= Year 1809 =

Year 1809 (Märkesåret 1809 in Swedish and Merkkivuosi 1809 in Finnish, literally meaning "The Significant Year 1809") was a joint SwedishFinnish government project about the 2009 bicentennial of the division of Sweden, when Sweden had to cede Finland to Russia. Both Sweden and Finland observed the bicentennial with various activities, which showed both the history of the partition and the close connection between the two countries since the mid 13th century.

== Background ==
For 560 years, since the Second Swedish Crusade in 1249, Sweden and Finland had been one country; but after the Russian victory in the Finnish War 1808-1809, Sweden had to cede Finland to Russia at the Treaty of Fredrikshamn on 17 September 1809. Russia in turn made Finland the autonomous grand principality the Grand Duchy of Finland, a constitutional monarchy within the autocratic Russian Empire.

Year 1809 was significant in many ways for both countries, beside being the year that separated Finland from Sweden. For Sweden, 1809 was also the birth year of modern Swedish constitutional monarchy, as the Constitution of 1809 returned Sweden to parliamentarism and put an end to the enlightened absolutism that Gustav III had introduced through a coup d'état in 1772. It was also the year when the Parliamentary Ombudsman and the Committee on the Constitution were created. For Finland, the eventual realisation that it would never be reunited with Sweden, gave birth to Finnish nationalism, thus creating the foundation for the Finnish independence in 1917.

The separation of Sweden and Finland had consequences outside the two countries. When the Finnish War started, after an attack from Russia in February 1808, Sweden had just started an invasion of Norway, having joined the British side in the Napoleonic Wars against France and its ally Denmark–Norway. This two-front war was largely the reason for the loss against Russia. In 1812 and early 1813, the newly elected Swedish crown prince, the French marshal and former commander under Napoleon, Jean Baptiste Bernadotte held secret negotiations with both Russia, United Kingdom and Prussia, where he offered to join the battle against Napoleon in return for Sweden getting Norway as prize.
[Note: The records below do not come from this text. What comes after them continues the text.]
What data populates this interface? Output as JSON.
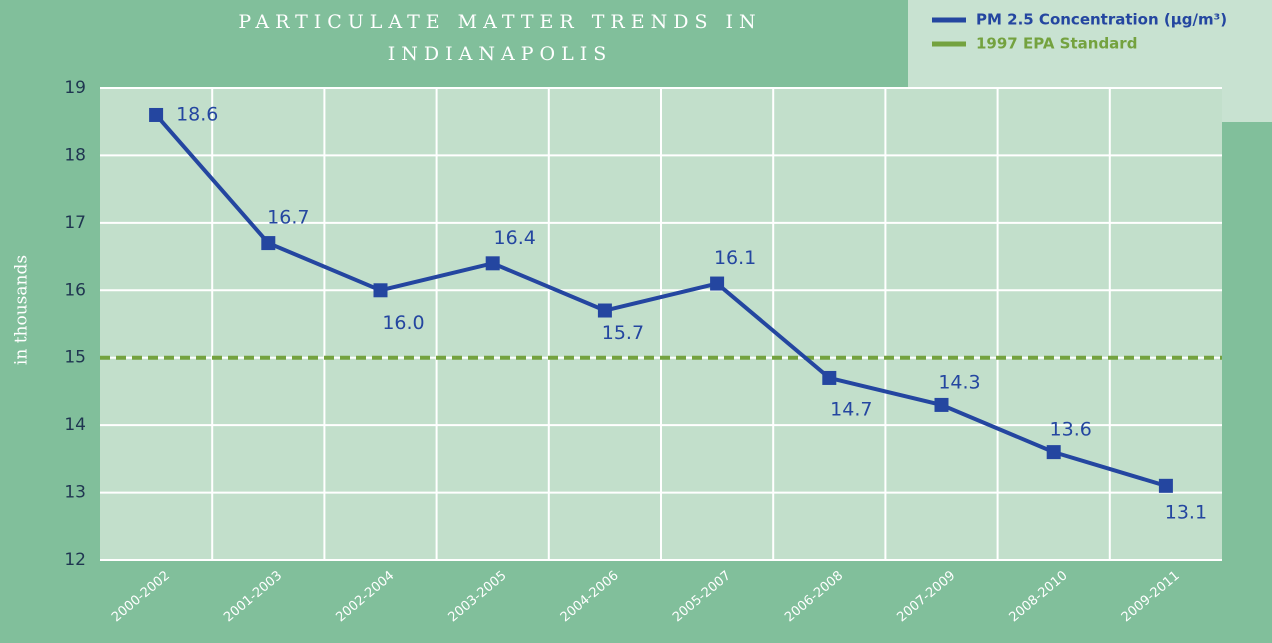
{
  "chart_data": {
    "type": "line",
    "title": "PARTICULATE MATTER TRENDS IN INDIANAPOLIS",
    "y_label": "in thousands",
    "categories": [
      "2000-2002",
      "2001-2003",
      "2002-2004",
      "2003-2005",
      "2004-2006",
      "2005-2007",
      "2006-2008",
      "2007-2009",
      "2008-2010",
      "2009-2011"
    ],
    "series": [
      {
        "name": "PM 2.5 Concentration (µg/m³)",
        "color": "#2446a0",
        "values": [
          18.6,
          16.7,
          16.0,
          16.4,
          15.7,
          16.1,
          14.7,
          14.3,
          13.6,
          13.1
        ],
        "value_labels": [
          "18.6",
          "16.7",
          "16.0",
          "16.4",
          "15.7",
          "16.1",
          "14.7",
          "14.3",
          "13.6",
          "13.1"
        ]
      }
    ],
    "reference_lines": [
      {
        "name": "1997 EPA Standard",
        "value": 15,
        "color": "#74a23f",
        "style": "dashed"
      }
    ],
    "ylim": [
      12,
      19
    ],
    "yticks": [
      12,
      13,
      14,
      15,
      16,
      17,
      18,
      19
    ],
    "grid": true,
    "legend": "top-right"
  }
}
They agreed, and in 1813 he allied Sweden with Napoleon's enemies of the Sixth Coalition in order to secure this. Charles John, as the Commander-in-Chief of the Northern Army, successfully defended the approaches to Berlin and was victorious in battle against Oudinot in August and against Ney in September at the Battles of Großbeeren and Dennewitz. But after the Battle of Leipzig he went his own way, determined at all hazards to cripple Denmark and to secure Norway, defeating the Danes at Bornhöved in December. His efforts culminated in the Treaty of Kiel, where king Frederick VI of Denmark agreed to cede Norway to Sweden. The Norwegians weren't as keen, though, but after losing the Swedish-Norwegian War of 1814, Norway entered a personal union with Sweden which lasted until 1905, when Norway reached full independence.